Mr. Ed Cabrera, Chief Cybersecurity Officer at Trend Micro, took the floor next to share an overview of today’s cybersecurity threat landscape. He highlighted that, although, state actors have collaborated effectively in the past years to create an ecosystem to tackle malicious actors, the 2020 global pandemic has created more opportunities for global threat actors to grow a mature malicious ecosystem. Mr. Cabrera also shared some figures regarding Covid-19 related threats in the first quarter of 2020: 907k spam messages, 737 detected malware, 48k hits on malicious URLs, 220x increase in spam, 260% increase in malicious hits, with the United States being the primary target of spam and malware detections. As stated, more and more malicious websites are created to deliver malware or steal credentials, and malicious messages on social media are being used for spam or phishing purposes. Mr. Cabrera ended his presentation by underlining that there is also an increase of cyber-attacks on the healthcare system, and therefore, responding to the threats, creating trust and engaging in several ways are necessary elements to support customers, partners and businesses.
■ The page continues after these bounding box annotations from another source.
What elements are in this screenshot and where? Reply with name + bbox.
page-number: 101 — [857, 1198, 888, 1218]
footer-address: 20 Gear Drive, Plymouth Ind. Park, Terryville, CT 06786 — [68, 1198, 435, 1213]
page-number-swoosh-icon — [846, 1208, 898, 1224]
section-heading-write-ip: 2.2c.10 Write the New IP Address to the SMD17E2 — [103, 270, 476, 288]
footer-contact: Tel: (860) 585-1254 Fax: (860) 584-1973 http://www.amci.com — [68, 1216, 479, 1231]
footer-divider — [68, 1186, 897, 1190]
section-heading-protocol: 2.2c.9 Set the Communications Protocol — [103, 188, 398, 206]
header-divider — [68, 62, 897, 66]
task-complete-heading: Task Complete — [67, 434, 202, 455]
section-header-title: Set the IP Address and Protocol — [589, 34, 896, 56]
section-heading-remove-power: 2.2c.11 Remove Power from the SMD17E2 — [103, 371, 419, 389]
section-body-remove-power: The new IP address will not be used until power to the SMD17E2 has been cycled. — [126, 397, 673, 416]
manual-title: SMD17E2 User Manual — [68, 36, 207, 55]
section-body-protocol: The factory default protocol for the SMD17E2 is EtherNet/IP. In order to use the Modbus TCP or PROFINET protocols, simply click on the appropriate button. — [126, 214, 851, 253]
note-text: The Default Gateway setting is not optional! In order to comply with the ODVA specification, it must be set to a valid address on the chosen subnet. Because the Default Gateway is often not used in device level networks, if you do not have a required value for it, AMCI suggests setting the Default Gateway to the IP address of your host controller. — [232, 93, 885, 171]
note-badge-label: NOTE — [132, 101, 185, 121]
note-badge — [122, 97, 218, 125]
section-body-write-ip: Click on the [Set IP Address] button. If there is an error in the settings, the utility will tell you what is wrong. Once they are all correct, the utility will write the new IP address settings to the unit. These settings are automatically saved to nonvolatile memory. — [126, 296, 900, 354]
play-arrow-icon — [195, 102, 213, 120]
The fourth speaker was Mr. Sebastian Stranieri, Founder and CEO of VU Security, an organization focusing on improving citizens and businesses quality of life, by providing fraud prevention and identity protection solutions. He pointed out that, according to figures from the IDB in 2019cybercrime costs Latin America and the Caribbean about $ 90 billion a year, and in Latin America there has been a sharp increase of malicious attacks such as phishing, since all businesses had to quickly transfer their operations digitally. At the end of his presentation, Mr. Stranieri listed the ways which VU Security is responding to the pandemic challenge: offering free technology solutions to governments, NGOs and educational organizations to improve digital connections with the citizens, enabling millions of Argentinians to obtain governmental economic help, and help Latin-America’s public institutions to validate citizens and protect sensible information.

The last presentation delivered by Mr. Karl Alles, Security Officer in charge of the Charter of Trust Principle at Atos, talked about Principle 2 of the Charter, which includes the responsibility for companies to expand CoT objectives throughout their digital supply chain, ensuring that confidentiality, availability and integrity is maintained throughout the digital supply chain. This is delivered through a common risk-based approach based on key concepts and aligned with international norms, by developing practical guidance for wider adoption by all stakeholders. Mr. Alles, highlighted the reasons for emphasizing the importance of supply chain security at Atos: suppliers have access to assets (e.g. IT infrastructures), suppliers play a key role in delivery activities and supply chain is a growing vector of cyberattacks. The presentation ended with an elaboration of the supplier security assessment principles, underlining that the primary aim of this Charter of Trust Principle is to help businesses better protect themselves.

The session ended with questions and an interactive discussion amongst the participants on the rise of cyber threats due to Covid-19 and the importance of strengthening daily digital operations of businesses. Mr. David van Duren, Director of the GFCE Secretariat, closed this last session of the GFCE V-Meeting program by thanking all speakers and participants.